Now, we get (simply) "The Invasion" and it has a slightly different spin. Post-Iraq occupation, the feeling of paranoia and subsequent running through the city streets are accompanied by the intermittent soundtrack of world tragedy that tallies just how much of a mess we've made of it. These particular "pod-people" (humans are not replaced, cloned, or supplanted, but spores infect their DNA, affecting their "genetic expression,"* putting the human host to sleep, and allowing the alien spores to live through the host, unemotionally, except for an aggressive tendency to regurgitate to multiply their numbers) indoctrinate, coming to your door, using the police to forcibly take people to clinics to be converted. One can make comparisons to Iraq, but also terrorist sleeper-cells "in our midst." But, just so you know which side the film-makers are coming down on, one of the converted makes an un-impassioned speech to Dr.

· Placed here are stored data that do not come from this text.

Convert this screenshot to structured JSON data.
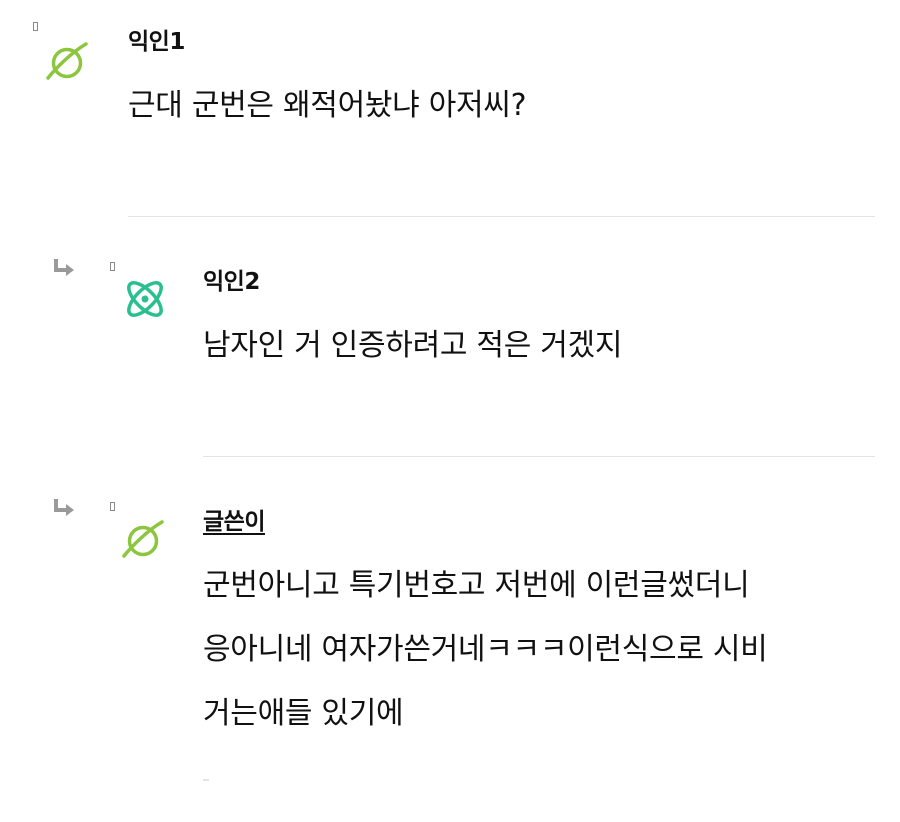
{
  "comments": [
    {
      "nickname": "익인1",
      "is_reply": false,
      "is_author": false,
      "avatar_icon": "planet-icon",
      "avatar_color": "#8cc63f",
      "lines": [
        "근대 군번은 왜적어놨냐 아저씨?"
      ]
    },
    {
      "nickname": "익인2",
      "is_reply": true,
      "is_author": false,
      "avatar_icon": "atom-icon",
      "avatar_color": "#2bbf8f",
      "lines": [
        "남자인 거 인증하려고 적은 거겠지"
      ]
    },
    {
      "nickname": "글쓴이",
      "is_reply": true,
      "is_author": true,
      "avatar_icon": "planet-icon",
      "avatar_color": "#8cc63f",
      "lines": [
        "군번아니고 특기번호고 저번에 이런글썼더니",
        "응아니네 여자가쓴거네ㅋㅋㅋ이런식으로 시비",
        "거는애들 있기에"
      ]
    }
  ],
  "icons": {
    "reply_arrow": "reply-arrow-icon",
    "marker": "comment-marker-icon"
  },
  "colors": {
    "text": "#111111",
    "divider": "#e4e4e4",
    "reply_arrow": "#9a9a9a",
    "marker": "#8a8a8a"
  }
}
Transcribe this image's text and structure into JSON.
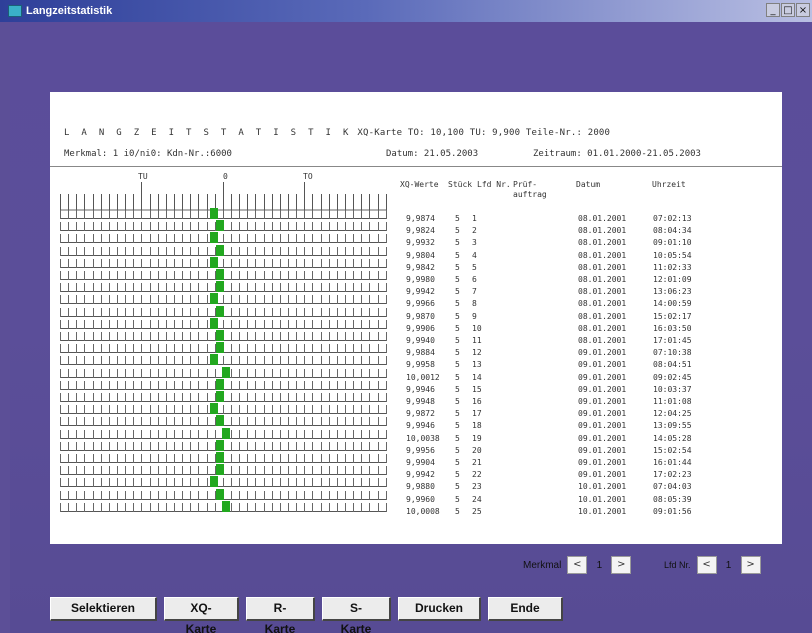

Bennell (Nicole Kidman) about embedded pod-ification being a better life—a more tranquil life...except, of course, for all the chasing around, the deliberate traffic accidents and projectile vomiting, the kind of which culminates in an extremely loopy sequence where Benell and her child have hijacked a car and go tearing around the streets with pod-people clinging to it while its hood is on fire. Prretty hard to make an intellectual case for "Better World" stick with that evidence.
Except for the emphasis on strong women protecting their brood this time around, the changes are mostly cosmetic. Instead of pods, which would imply cloning or replacement (so last century!), these spores infect you, then while you sleep encase you in a caul-like casing (evidently of the junk you take out of your eye in the morning, supplying the necesary "Ewww" factor).
But, there's an added creepiness to this movie and it belongs to star, Nicole Kidman, who seems decidely plasticene—almost "Barbie-like" in this film. I'm not talking about that huge shiny forehead that she wears during awards show. Here's she's rail thin, and her costumer has fitted her with extremely tight ensembles—so tight, in fact, that (how do I put this delicately?) no part of her anatomy moves when she's in motion, if you get my drift. One begins to suspect that she has already been taken over, or she's the same character who escaped from "The Stepford Wives." Whatever the reason, it's a bit creepy.
* The poor guy saddled with the "Basil Exposition" gobbledy-gook dialogue is the brilliant Jeffrey Wright, who does a yeoman's job of making it seem like he's actually thinking of all this tech-speak off the top of his head, although he looks a tad uncomfortable doing it.